Private fund managers need to balance a complex range of considerations in their operations – from risk and return on investment (ROI) to long-term investment strategies and compliance with financial regulations. In this article, we outline six key pillars of an AML & KYC strategy that can help fund managers realize their compliance goals.

Private fund managers are an important driver of investment and economic activity globally. Tasked with selecting worthwhile and responsible investments for their clients, fund managers need to balance a complex range of considerations in their operations – from risk and return on investment (ROI) to long-term investment strategies and compliance with financial regulations. 

The private capital fund management industry has long been attuned to the overarching demands of multilayered local and international compliance regimes. 
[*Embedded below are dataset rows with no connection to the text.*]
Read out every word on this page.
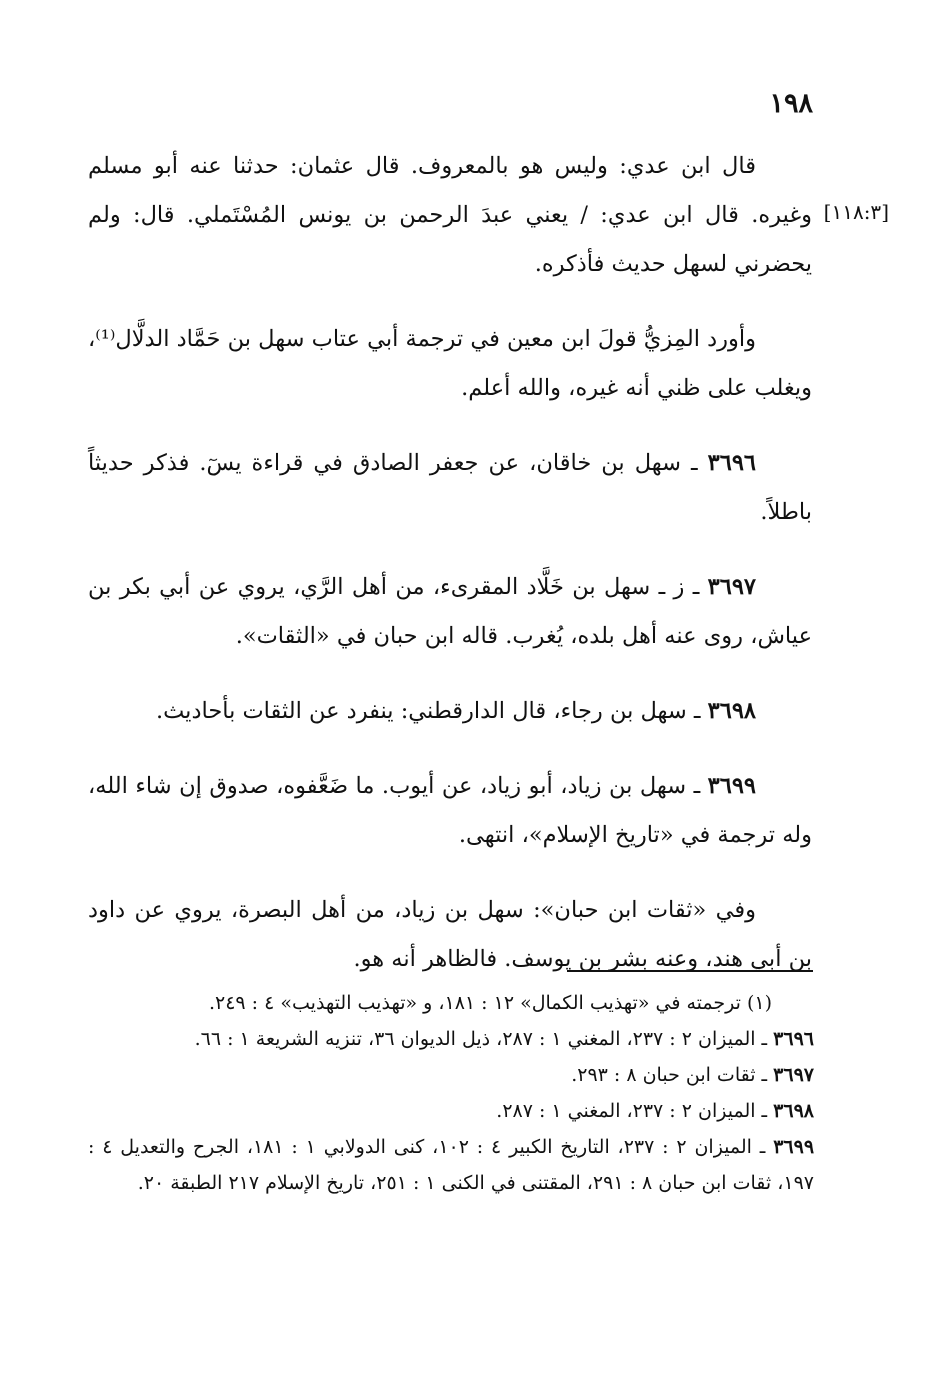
١٩٨
[١١٨:٣]

قال ابن عدي: وليس هو بالمعروف. قال عثمان: حدثنا عنه أبو مسلم وغيره. قال ابن عدي: / يعني عبدَ الرحمن بن يونس المُسْتَملي. قال: ولم يحضرني لسهل حديث فأذكره.

وأورد المِزيُّ قولَ ابن معين في ترجمة أبي عتاب سهل بن حَمَّاد الدلَّال⁽¹⁾، ويغلب على ظني أنه غيره، والله أعلم.

٣٦٩٦ ـ سهل بن خاقان، عن جعفر الصادق في قراءة يسٓ. فذكر حديثاً باطلاً.

٣٦٩٧ ـ ز ـ سهل بن خَلَّاد المقرىء، من أهل الرَّي، يروي عن أبي بكر بن عياش، روى عنه أهل بلده، يُغرب. قاله ابن حبان في «الثقات».

٣٦٩٨ ـ سهل بن رجاء، قال الدارقطني: ينفرد عن الثقات بأحاديث.

٣٦٩٩ ـ سهل بن زياد، أبو زياد، عن أيوب. ما ضَعَّفوه، صدوق إن شاء الله، وله ترجمة في «تاريخ الإسلام»، انتهى.

وفي «ثقات ابن حبان»: سهل بن زياد، من أهل البصرة، يروي عن داود بن أبي هند، وعنه بشر بن يوسف. فالظاهر أنه هو.

(١) ترجمته في «تهذيب الكمال» ١٢ : ١٨١، و «تهذيب التهذيب» ٤ : ٢٤٩.

٣٦٩٦ ـ الميزان ٢ : ٢٣٧، المغني ١ : ٢٨٧، ذيل الديوان ٣٦، تنزيه الشريعة ١ : ٦٦.

٣٦٩٧ ـ ثقات ابن حبان ٨ : ٢٩٣.

٣٦٩٨ ـ الميزان ٢ : ٢٣٧، المغني ١ : ٢٨٧.

٣٦٩٩ ـ الميزان ٢ : ٢٣٧، التاريخ الكبير ٤ : ١٠٢، كنى الدولابي ١ : ١٨١، الجرح والتعديل ٤ : ١٩٧، ثقات ابن حبان ٨ : ٢٩١، المقتنى في الكنى ١ : ٢٥١، تاريخ الإسلام ٢١٧ الطبقة ٢٠.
But as regulatory regimes have expanded to become more demanding, complex and expansive in their attempts to keep up with evolving opportunities for money laundering and criminal/terrorist financing, the compliance challenge has become a serious and often limiting burden on smaller or mid-sized fund managers with limited resources. 

In this article, we outline six key pillars of an Anti-Money Laundering (AML) & Know Your Customer (KYC) strategy that can help fund managers realize their compliance goals.

In addition to ensuring compliance with financial regulations, effectively implementing these steps can allow fund managers to protect their clients’ investments, prevent their services from being exploited by financial criminals and build trust among their existing and potential client base.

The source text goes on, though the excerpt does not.